ケナンが、1946年の非公開の「長い電報」、及び1947年の公開の「ミスターX論文}で米国における政府内外の対ソ観に決定的な影響を及ぼした
http://en.wikipedia.org/wiki/George_F._Kennan
後、1950年にマクマレーの「メモランダム」を読んで、激しい共感を覚えたのは、日本が戦前において追求していたのは対ソ(対露)封じ込めであり、それがまさに彼が米国自身が追求すべきであると考えていたものと合致していたためです。(『平和はいかに失われたか–大戦前の米中日関係もう一つの選択肢』原書房12~13頁)
マクマレーは、(東アジアにおいて現実主義外交ではなくイデオロギー外交を行うことで)そのような日本の足を引っ張った米国政府を批判したわけですが、ここで我々が押さえておくべきは、戦後の米国のソ連封じ込めは、日本が東アジアで戦前やってきたことを受け継ぎ、それを全世界を舞台に遂行したものであるということです。
さて、ケナンの問題点は、彼が、戦前の日本の対ソ政策の全体像を参考にしようとした様子が見られないことです。
つまり、日本は、ソ連を領域的・イデオロギー的複合脅威であると認識していました。
だからこそ、「1925年1月のソビエト連邦との国交樹立(日ソ基本条約)により、共産主義革命運動の激化が懸念されて、」治安維持法が「1925年4月22日に公布され、同年5月12日に施行」されたのです。
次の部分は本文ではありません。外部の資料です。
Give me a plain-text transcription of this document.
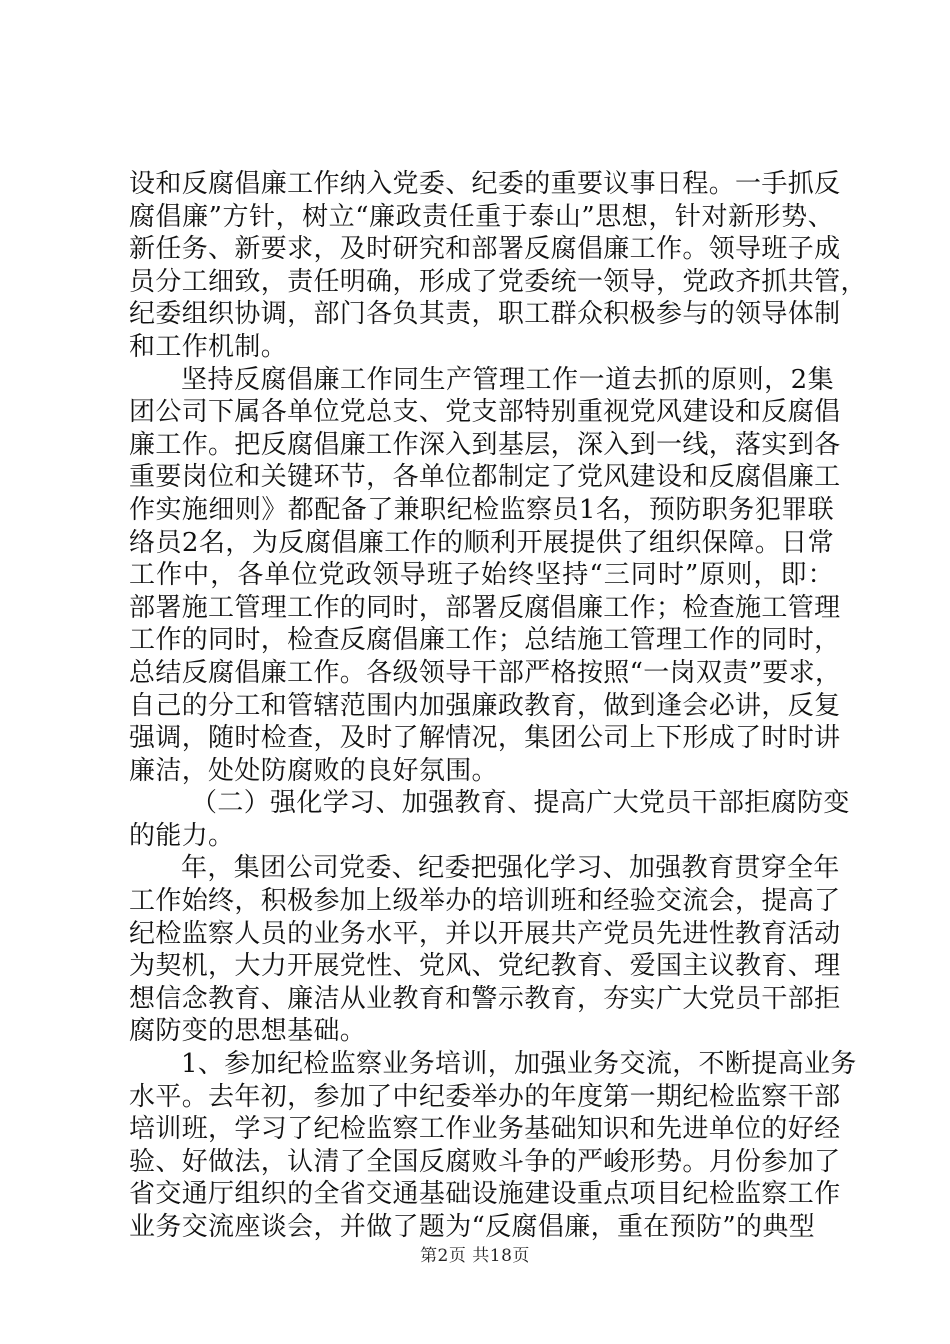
设和反腐倡廉工作纳入党委、纪委的重要议事日程。一手抓反
腐倡廉”方针，树立“廉政责任重于泰山”思想，针对新形势、
新任务、新要求，及时研究和部署反腐倡廉工作。领导班子成
员分工细致，责任明确，形成了党委统一领导，党政齐抓共管，
纪委组织协调，部门各负其责，职工群众积极参与的领导体制
和工作机制。
坚持反腐倡廉工作同生产管理工作一道去抓的原则，2集
团公司下属各单位党总支、党支部特别重视党风建设和反腐倡
廉工作。把反腐倡廉工作深入到基层，深入到一线，落实到各
重要岗位和关键环节，各单位都制定了党风建设和反腐倡廉工
作实施细则》都配备了兼职纪检监察员1名，预防职务犯罪联
络员2名，为反腐倡廉工作的顺利开展提供了组织保障。日常
工作中，各单位党政领导班子始终坚持“三同时”原则，即：
部署施工管理工作的同时，部署反腐倡廉工作；检查施工管理
工作的同时，检查反腐倡廉工作；总结施工管理工作的同时，
总结反腐倡廉工作。各级领导干部严格按照“一岗双责”要求，
自己的分工和管辖范围内加强廉政教育，做到逢会必讲，反复
强调，随时检查，及时了解情况，集团公司上下形成了时时讲
廉洁，处处防腐败的良好氛围。
（二）强化学习、加强教育、提高广大党员干部拒腐防变
的能力。
年，集团公司党委、纪委把强化学习、加强教育贯穿全年
工作始终，积极参加上级举办的培训班和经验交流会，提高了
纪检监察人员的业务水平，并以开展共产党员先进性教育活动
为契机，大力开展党性、党风、党纪教育、爱国主议教育、理
想信念教育、廉洁从业教育和警示教育，夯实广大党员干部拒
腐防变的思想基础。
1、参加纪检监察业务培训，加强业务交流，不断提高业务
水平。去年初，参加了中纪委举办的年度第一期纪检监察干部
培训班，学习了纪检监察工作业务基础知识和先进单位的好经
验、好做法，认清了全国反腐败斗争的严峻形势。月份参加了
省交通厅组织的全省交通基础设施建设重点项目纪检监察工作
业务交流座谈会，并做了题为“反腐倡廉，重在预防”的典型
第2页 共18页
http://ja.wikipedia.org/wiki/%E6%B2%BB%E5%AE%89%E7%B6%AD%E6%8C%81%E6%B3%95
ところがケナンは、ソ連をもっぱら領域的脅威と見たのです。
その後、米国は、ケナンの主張を乗り越え、ソ連を領域的・イデオロギー的複合脅威として、(すなわち、あたかも戦前の日本が全面的に乗り移ったかのような形で)遂行して行くことになります。
http://en.wikipedia.org/wiki/George_F._Kennan 上掲
してみれば、米ソ冷戦とは、軍事面での帝国陸軍の統制派のソ連封じ込め、及び政治面での日本の内務省的イデオロギー対策からなる対ソ戦略の拡大焼き直し版以外の何物でもない、と言ってよいでしょう。
そして、1950年代の米国を吹き荒れたマッカーシー旋風
http://en.wikipedia.org/wiki/Joseph_McCarthy
は、さしずめ、共産党音痴であった未成熟な米国の成熟化、すなわち、対ソ戦略の日本化にあたって米国において発生した集団ヒステリー現象であった、ということになるでしょうね。